I think i digressed too much.


zalman gerber
15 years ago

very moving article. good shabbos

zalman gerber

15 years ago

Very good Article

15 years ago

Dear Rabbi Jacobson,

Thanks for your moving story.
Above is a short note I sent to, last week.

Chaim Teleshevsky
15 years ago

How does a person that has not ever (Thank G-d) had an experience that tore away the husk shell of complacency other than perhaps losing their car keys, or running tight with their budget, reveal their inner soul?

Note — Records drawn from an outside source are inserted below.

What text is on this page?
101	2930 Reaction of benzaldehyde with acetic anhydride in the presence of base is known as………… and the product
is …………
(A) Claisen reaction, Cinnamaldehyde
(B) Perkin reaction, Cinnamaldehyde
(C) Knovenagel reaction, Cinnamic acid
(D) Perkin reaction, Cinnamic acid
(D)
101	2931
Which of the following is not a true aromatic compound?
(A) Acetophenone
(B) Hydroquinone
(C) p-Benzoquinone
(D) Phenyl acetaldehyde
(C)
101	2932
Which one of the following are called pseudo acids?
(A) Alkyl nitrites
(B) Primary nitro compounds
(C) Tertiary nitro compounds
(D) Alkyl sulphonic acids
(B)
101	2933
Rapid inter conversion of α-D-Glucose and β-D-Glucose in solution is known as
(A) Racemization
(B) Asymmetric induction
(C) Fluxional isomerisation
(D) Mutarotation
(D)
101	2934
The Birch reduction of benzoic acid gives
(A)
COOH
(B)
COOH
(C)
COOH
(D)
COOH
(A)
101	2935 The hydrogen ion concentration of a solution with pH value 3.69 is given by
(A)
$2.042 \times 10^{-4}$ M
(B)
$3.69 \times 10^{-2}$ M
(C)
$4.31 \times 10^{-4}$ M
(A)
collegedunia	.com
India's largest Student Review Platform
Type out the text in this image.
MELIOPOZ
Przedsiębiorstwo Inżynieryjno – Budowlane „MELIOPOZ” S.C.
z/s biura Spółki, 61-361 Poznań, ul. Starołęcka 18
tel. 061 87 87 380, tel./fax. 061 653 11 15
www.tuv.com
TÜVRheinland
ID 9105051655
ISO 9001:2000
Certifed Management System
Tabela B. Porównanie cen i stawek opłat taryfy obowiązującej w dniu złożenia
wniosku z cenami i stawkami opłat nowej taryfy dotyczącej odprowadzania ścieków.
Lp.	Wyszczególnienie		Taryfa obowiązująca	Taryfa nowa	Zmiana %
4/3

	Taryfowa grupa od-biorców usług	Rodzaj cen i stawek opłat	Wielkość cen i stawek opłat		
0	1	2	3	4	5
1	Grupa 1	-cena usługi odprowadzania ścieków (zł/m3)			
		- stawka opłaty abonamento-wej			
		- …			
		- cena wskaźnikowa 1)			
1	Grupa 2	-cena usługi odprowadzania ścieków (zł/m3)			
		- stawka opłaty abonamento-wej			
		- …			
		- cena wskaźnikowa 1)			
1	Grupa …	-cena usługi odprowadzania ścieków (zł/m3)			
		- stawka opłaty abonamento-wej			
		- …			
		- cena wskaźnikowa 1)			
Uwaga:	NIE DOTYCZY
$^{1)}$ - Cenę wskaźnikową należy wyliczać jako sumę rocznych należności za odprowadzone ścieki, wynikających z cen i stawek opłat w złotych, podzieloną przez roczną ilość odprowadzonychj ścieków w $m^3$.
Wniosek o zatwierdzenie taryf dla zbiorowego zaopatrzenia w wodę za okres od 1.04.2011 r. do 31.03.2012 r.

I think that this is dealt with in Ch. 29 of the Tanya but still I feel that I need to be more in touch with me.

David Isaacson
15 years ago

Rabbi Jacobson,

I was very moved by your essay, a tale of suffering and forgiveness, but most of all I am interested if you have other writings discussing a childs essential need to feel unconditionally loved by his parents, and how anger, punishment, and abuse, disrupt this vital necessity, and the healing process for this trauma.

Thank you,

David Isaacson

A stranger
15 years ago

Tears welled up and flowed freely from my eyes and my soul…. Thank you for insights.

15 years ago

Having raised a Down Syndrome son, I also tend to be judgemental about others who choose to abandon their children with this problem. A friend authored a booklet many years ago to combat this problem in Israel and I contributed some articles and pictures. If your article opens up peoples minds to the beauty of all souls than it will have accomplished a lot. Your bravery in meddling was amazing. keep up the wonderful writing

8 years ago

Rabbi Jacobson,
Does the command to love the stranger refer to both Jews and non-Jews?
Thank you

8 years ago

Oh my G-D!!!! This story is so exquisite—it touched my Neshama and tears flowed easily and for a long time. Dear dear Rabbi-you talk about this young man’s extraordinary soul and spirit—–but how beautiful is YOUR for noticing and empowering him? I want to deeply THANK-YOU for sharing your insights in the form of this newsletter—If I lived closer to NY like I did my entire life I would be in your classes constantly—-Again, thank-you for seeing the light,sharing the light, and BEING the light! L’Shalom, Marla/Atlanta,GA.

8 years ago

Rabbi J.

Your compassion, humility and ability to “get to the heart of the matter” is an inspiration to all and helps me to try to be a better person.

David Harold Chester
2 months ago

The comparison of ourselves being strangers in slavery in Egypt, with visitors coming for a relatively short stay with us is not very adpt. We don’t expect visitors to do work when they call.Kindness to them has its limits in both time and proportion, after all in Abraham’s day his 3 visiting angels were only 3/70 of his family. and similarly the temporary visit of his family to Egypt initially numbed the same 70 compared to the millions of Egyptians.Immigrants and seekers of security can number a much larger proportion and stay much longer than in those times.So what does this idea of loving the stranger really mean-where are the limits?